SA: Ao mostrar como diferentes sociedades alcançaram a liberdade e a democracia com respeito aos direitos humanos fundamentais. As pessoas pensam somente em segurança, nos crimes e na ideia do criminoso que não tem direito a se defender pelas leis. Mas, sem as leis, teríamos o uso arbitrário da força e amanhã, quem quer que seja, independentemente de ter cometido ou não um crime, pode ser objeto de agressão ou morte. Um dos volumes é um estudo sobre educação e direitos humanos, sobre como diferentes sociedades ampliaram o conhecimento público sobre direitos das mulheres, das crianças, respeito à diversidade étnica e racial e assim por diante. Direitos humanos não são apenas a proteção da integridade física e psíquica, mas também do respeito à identidade cultural, de uma vida digna, de liberdades fundamentais, do direito ao trabalho, a um salário digno, a uma habitação digna, a ter a saúde protegida, escolaridade para si e para os filhos e a proteção das leis contra a arbitrariedade de civis ou de autoridades. É a base da democracia e de sociedades republicanas. O problema é a comunicação, transformar esse direito em uma coisa sensível ao indivíduo, para que entenda que, para que seja protegido, o direito dos outros também precisa estar protegido.
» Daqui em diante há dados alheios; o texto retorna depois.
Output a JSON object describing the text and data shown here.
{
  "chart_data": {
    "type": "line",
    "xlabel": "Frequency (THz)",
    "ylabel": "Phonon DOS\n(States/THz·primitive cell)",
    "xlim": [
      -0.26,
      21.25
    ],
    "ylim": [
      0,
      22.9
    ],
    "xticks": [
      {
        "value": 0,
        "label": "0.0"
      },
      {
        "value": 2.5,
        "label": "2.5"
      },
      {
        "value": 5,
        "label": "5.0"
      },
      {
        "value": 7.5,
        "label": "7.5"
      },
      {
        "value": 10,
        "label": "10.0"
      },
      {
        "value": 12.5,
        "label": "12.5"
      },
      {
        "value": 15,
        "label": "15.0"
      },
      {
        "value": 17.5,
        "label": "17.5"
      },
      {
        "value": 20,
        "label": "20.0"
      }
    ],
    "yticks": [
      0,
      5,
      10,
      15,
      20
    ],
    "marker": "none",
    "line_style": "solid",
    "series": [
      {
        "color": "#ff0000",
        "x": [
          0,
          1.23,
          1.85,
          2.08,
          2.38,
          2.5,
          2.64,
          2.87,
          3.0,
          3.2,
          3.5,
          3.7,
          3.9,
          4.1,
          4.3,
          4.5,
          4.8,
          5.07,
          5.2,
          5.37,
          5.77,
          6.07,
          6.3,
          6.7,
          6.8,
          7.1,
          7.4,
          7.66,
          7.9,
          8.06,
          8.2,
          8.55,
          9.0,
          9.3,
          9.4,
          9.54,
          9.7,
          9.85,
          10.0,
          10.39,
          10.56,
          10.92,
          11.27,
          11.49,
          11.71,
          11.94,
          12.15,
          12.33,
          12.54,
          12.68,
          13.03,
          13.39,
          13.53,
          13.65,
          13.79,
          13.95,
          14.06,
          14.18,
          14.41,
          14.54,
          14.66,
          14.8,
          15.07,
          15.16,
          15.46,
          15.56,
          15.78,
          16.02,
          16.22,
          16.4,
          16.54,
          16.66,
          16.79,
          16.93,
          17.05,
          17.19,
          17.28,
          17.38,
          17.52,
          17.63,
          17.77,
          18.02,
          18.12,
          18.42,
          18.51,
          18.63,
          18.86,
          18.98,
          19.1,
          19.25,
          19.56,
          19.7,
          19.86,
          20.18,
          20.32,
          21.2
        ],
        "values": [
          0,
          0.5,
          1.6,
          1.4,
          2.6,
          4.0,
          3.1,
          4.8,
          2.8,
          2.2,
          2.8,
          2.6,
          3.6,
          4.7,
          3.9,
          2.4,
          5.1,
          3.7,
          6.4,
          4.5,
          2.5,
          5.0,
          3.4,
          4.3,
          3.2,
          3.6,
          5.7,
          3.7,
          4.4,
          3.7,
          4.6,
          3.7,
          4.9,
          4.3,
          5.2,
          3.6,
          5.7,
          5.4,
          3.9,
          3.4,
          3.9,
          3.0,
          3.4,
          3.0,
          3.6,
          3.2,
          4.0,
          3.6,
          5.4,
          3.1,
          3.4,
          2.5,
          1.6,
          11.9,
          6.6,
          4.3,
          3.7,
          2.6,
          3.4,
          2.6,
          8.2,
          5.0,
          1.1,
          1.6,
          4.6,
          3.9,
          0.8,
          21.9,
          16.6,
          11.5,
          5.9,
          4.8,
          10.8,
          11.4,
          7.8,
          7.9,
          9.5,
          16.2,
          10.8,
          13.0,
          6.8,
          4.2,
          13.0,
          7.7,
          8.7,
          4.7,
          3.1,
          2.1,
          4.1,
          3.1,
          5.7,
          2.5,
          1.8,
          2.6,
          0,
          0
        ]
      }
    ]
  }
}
Temos visto no país homenagens a torturadores. O livro vencedor do Prêmio Jabuti Tortura na Era dos Direitos Humanos discute essa questão no Brasil e em outros países?
SA: A tortura tem larga tradição, tanto em períodos de regimes autoritários quanto na vigência do estado de direito. As classes populares sempre foram objeto de tortura quando há suspeita de crimes. A luta é para impor limites à arbitrariedade do poder, à violência, à agressão e para fazer com que o poder institucional tenha base em leis negociadas, votadas e que representem a vontade da maioria. Lamentavelmente, é um fenômeno que ressurge. Vivemos uma era de autoridades completamente comprometidas com o passado, com o autoritarismo, com o reacionarismo e que acham que a tortura é um instrumento legítimo de condução de investigações policiais ou de repressão a reinvindicações por justiça social. As sondagens feitas pela grande mídia mostram que permanece um fundo de opiniões contrárias à tortura, mas não é suficiente quando se tem um governo que fala como se fosse imperativa. Não adianta dizer que é no sentido figurado, porque o figurado significa que a pessoa pode interpretar do jeito que quiser. Se isso se disseminar, teremos uma sociedade de pessoas que torturam e de “torturáveis”. Nos regimes nazista e fascista na Europa, uma das sustentações era uma rede de delatores, que era o vizinho que avisava a polícia que o outro era judeu ou pertencente aos grupos perseguidos. Isso cria uma sociedade baseada na guerra, e não na paz, e temos de nos recusar a viver na guerra, independentemente das diferenças.